52 Jesus aber wuchs heran und seine Weisheit nahm zu und er fand Gefallen bei Gott und den Menschen.

Autorin:
_MG_7932-web Birgit DroesserBirgit Droesser, Pastoralreferentin, war tätig in der Gemeindepastoral, in der Klinikseelsorge und im Theol. Mentorat Tübingen

 
Die Predigt:
Kinder brauchen Wurzeln und Feiräume

Liebe Leserin, lieber Leser,
meine Schwester ist Lehrerin an einer Grundschule in Bayern. Kürzlich hatte sie im Ethikunterricht folgendes Erlebnis: Eine Unterrichtsstunde für Kinder der vierten Klassen, die weder am evangelischen noch am katholischen Religionsunterricht teilnehmen; die Kinder sollten anhand von Fotos und Legematerial ihren 9-jährigen Lebensweg darstellen. Die Lehrerin hatte ihr eigenes Fotoalbum mitgebracht, das natürlich auf großes Interesse stieß. Darunter war auch ein Bild von ihr als Kommunionkind zusammen mit ihrer Zwillingsschwester. Sie erklärte den Kindern, dass katholische Kinder zur feierlichen Erstkommunion gehen und evangelische mit 14 Jahren zur Konfirmation. Die Kinder fragten nach. Ein Junge sagte: „Was ist Religion?“ Ein Mädchen wusste, dass sie Muslima ist. Für einen Augenblick war es im Klassenzimmer ungewöhnlich still. Unausgesprochen stand die Frage im Raum: „Und was ist mit uns. Haben wir gar kein Fest?“ Dann ging der Unterricht wie gewohnt weiter mit lebhaften Erzählungen und den üblichen Störungen. Aber dieser Moment hat meine Schwester so beeindruckt, dass wir später darüber gesprochen haben.

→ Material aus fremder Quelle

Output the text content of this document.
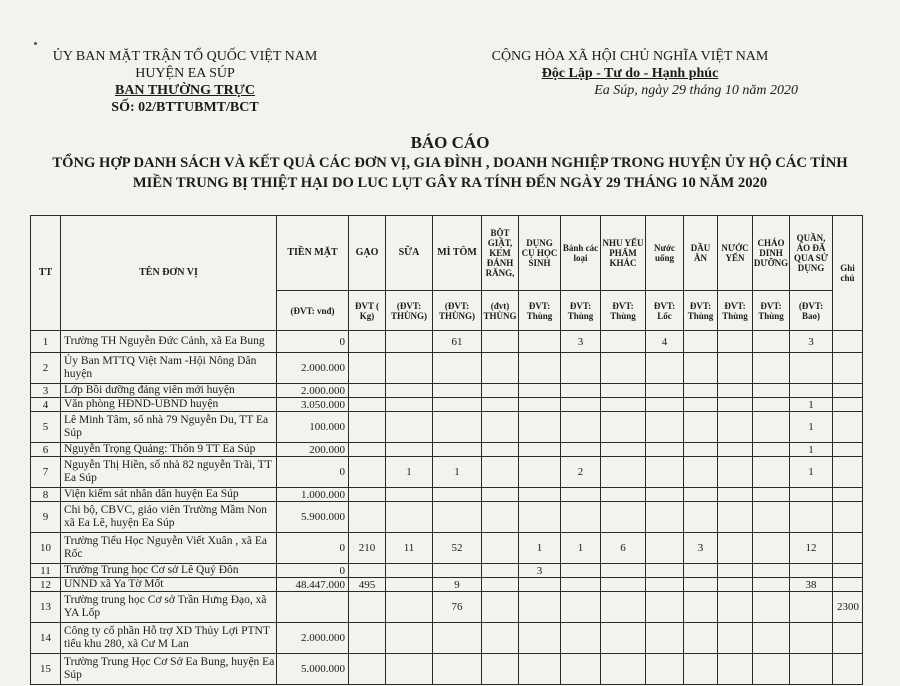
ỦY BAN MẶT TRẬN TỔ QUỐC VIỆT NAM
HUYỆN EA SÚP
BAN THƯỜNG TRỰC
SỐ: 02/BTTUBMT/BCT
CỘNG HÒA XÃ HỘI CHỦ NGHĨA VIỆT NAM
Độc Lập - Tư do - Hạnh phúc
Ea Súp, ngày 29 tháng 10 năm 2020
BÁO CÁO
TỔNG HỢP DANH SÁCH VÀ KẾT QUẢ CÁC ĐƠN VỊ, GIA ĐÌNH , DOANH NGHIỆP TRONG HUYỆN ỦY HỘ CÁC TỈNH
MIỀN TRUNG BỊ THIỆT HẠI DO LUC LỤT GÂY RA TÍNH ĐẾN NGÀY 29 THÁNG 10 NĂM 2020
TT	TÊN ĐƠN VỊ	TIỀN MẶT	GẠO	SỮA	MÌ TÔM	BỘT GIẶT, KEM ĐÁNH RĂNG,	DỤNG CỤ HỌC SINH	Bánh các loại	NHU YẾU PHẨM KHÁC	Nước uống	DẦU ĂN	NƯỚC YẾN	CHÁO DINH DƯỠNG	QUẦN, ÁO ĐÃ QUA SỬ DỤNG	Ghi chú
		(ĐVT: vnđ)	ĐVT ( Kg)	(ĐVT: THÙNG)	(ĐVT: THÙNG)	(đvt) THÙNG	ĐVT: Thùng	ĐVT: Thùng	ĐVT: Thùng	ĐVT: Lốc	ĐVT: Thùng	ĐVT: Thùng	ĐVT: Thùng	(ĐVT: Bao)	
1	Trường TH Nguyễn Đức Cảnh, xã Ea Bung	0			61			3		4				3	
2	Ủy Ban MTTQ Việt Nam -Hội Nông Dân huyện	2.000.000													
3	Lớp Bồi dưỡng đảng viên mới huyện	2.000.000													
4	Văn phòng HĐND-UBND huyện	3.050.000												1	
5	Lê Minh Tâm, số nhà 79 Nguyễn Du, TT Ea Súp	100.000												1	
6	Nguyễn Trọng Quảng: Thôn 9 TT Ea Súp	200.000												1	
7	Nguyễn Thị Hiền, số nhà 82 nguyễn Trãi, TT Ea Súp	0		1	1			2						1	
8	Viện kiểm sát nhân dân huyện Ea Súp	1.000.000													
9	Chi bộ, CBVC, giáo viên Trường Mầm Non xã Ea Lê, huyện Ea Súp	5.900.000													
10	Trường Tiểu Học Nguyễn Viết Xuân , xã Ea Rốc	0	210	11	52		1	1	6		3			12	
11	Trường Trung học Cơ sở Lê Quý Đôn	0					3								
12	UNND xã Ya Tờ Mốt	48.447.000	495		9									38	
13	Trường trung học Cơ sở Trần Hưng Đạo, xã YA Lốp				76										2300
14	Công ty cổ phần Hỗ trợ XD Thủy Lợi PTNT tiểu khu 280, xã Cư M Lan	2.000.000													
15	Trường Trung Học Cơ Sở Ea Bung, huyện Ea Súp	5.000.000													
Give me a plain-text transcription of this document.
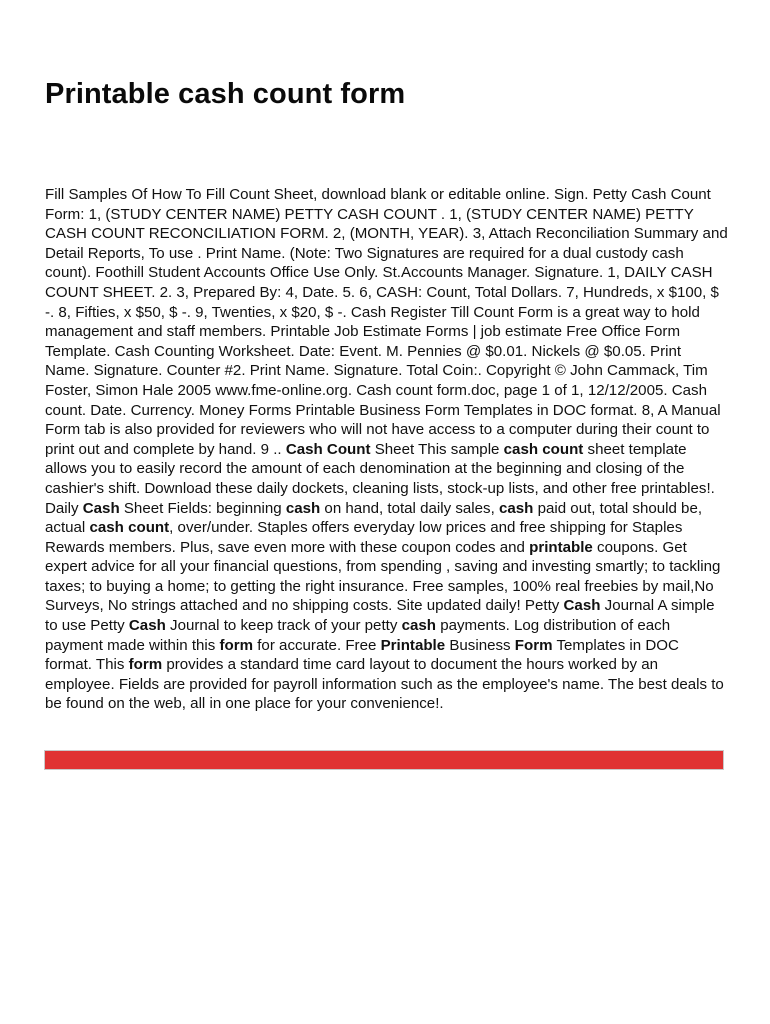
Printable cash count form

Fill Samples Of How To Fill Count Sheet, download blank or editable online. Sign. Petty Cash Count Form: 1, (STUDY CENTER NAME) PETTY CASH COUNT . 1, (STUDY CENTER NAME) PETTY CASH COUNT RECONCILIATION FORM. 2, (MONTH, YEAR). 3, Attach Reconciliation Summary and Detail Reports, To use . Print Name. (Note: Two Signatures are required for a dual custody cash count). Foothill Student Accounts Office Use Only. St.Accounts Manager. Signature. 1, DAILY CASH COUNT SHEET. 2. 3, Prepared By: 4, Date. 5. 6, CASH: Count, Total Dollars. 7, Hundreds, x $100, $ -. 8, Fifties, x $50, $ -. 9, Twenties, x $20, $ -. Cash Register Till Count Form is a great way to hold management and staff members. Printable Job Estimate Forms | job estimate Free Office Form Template. Cash Counting Worksheet. Date: Event. M. Pennies @ $0.01. Nickels @ $0.05. Print Name. Signature. Counter #2. Print Name. Signature. Total Coin:. Copyright © John Cammack, Tim Foster, Simon Hale 2005 www.fme-online.org. Cash count form.doc, page 1 of 1, 12/12/2005. Cash count. Date. Currency. Money Forms Printable Business Form Templates in DOC format. 8, A Manual Form tab is also provided for reviewers who will not have access to a computer during their count to print out and complete by hand. 9 .. Cash Count Sheet This sample cash count sheet template allows you to easily record the amount of each denomination at the beginning and closing of the cashier's shift. Download these daily dockets, cleaning lists, stock-up lists, and other free printables!. Daily Cash Sheet Fields: beginning cash on hand, total daily sales, cash paid out, total should be, actual cash count, over/under. Staples offers everyday low prices and free shipping for Staples Rewards members. Plus, save even more with these coupon codes and printable coupons. Get expert advice for all your financial questions, from spending , saving and investing smartly; to tackling taxes; to buying a home; to getting the right insurance. Free samples, 100% real freebies by mail,No Surveys, No strings attached and no shipping costs. Site updated daily! Petty Cash Journal A simple to use Petty Cash Journal to keep track of your petty cash payments. Log distribution of each payment made within this form for accurate. Free Printable Business Form Templates in DOC format. This form provides a standard time card layout to document the hours worked by an employee. Fields are provided for payroll information such as the employee's name. The best deals to be found on the web, all in one place for your convenience!.
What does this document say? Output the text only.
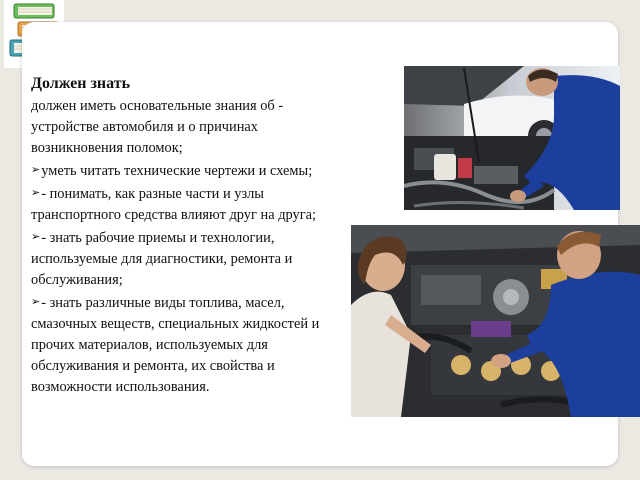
Должен знать

должен иметь основательные знания об - устройстве автомобиля и о причинах возникновения поломок;

➢уметь читать технические чертежи и схемы;

➢- понимать, как разные части и узлы транспортного средства влияют друг на друга;

➢- знать рабочие приемы и технологии, используемые для диагностики, ремонта и обслуживания;

➢- знать различные виды топлива, масел, смазочных веществ, специальных жидкостей и прочих материалов, используемых для обслуживания и ремонта, их свойства и возможности использования.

Wir leben zum Glück in einer freien Gesellschaft, in der wir unsere Weltanschauung ohne Zwang wählen können. Doch ist diese Freiheit zugleich eine schwere Aufgabe, besonders für Eltern. Denn Kinder haben nicht nur ein Recht auf Bildung und Ausbildung, – eines von 10 Grundrechten in der Kinderrechtskonvention der Vereinten Nationen -. Sie haben es auch nötig, ihre kulturellen Wurzeln kennen zu lernen, zu denen nicht unwesentlich die Religion gehört.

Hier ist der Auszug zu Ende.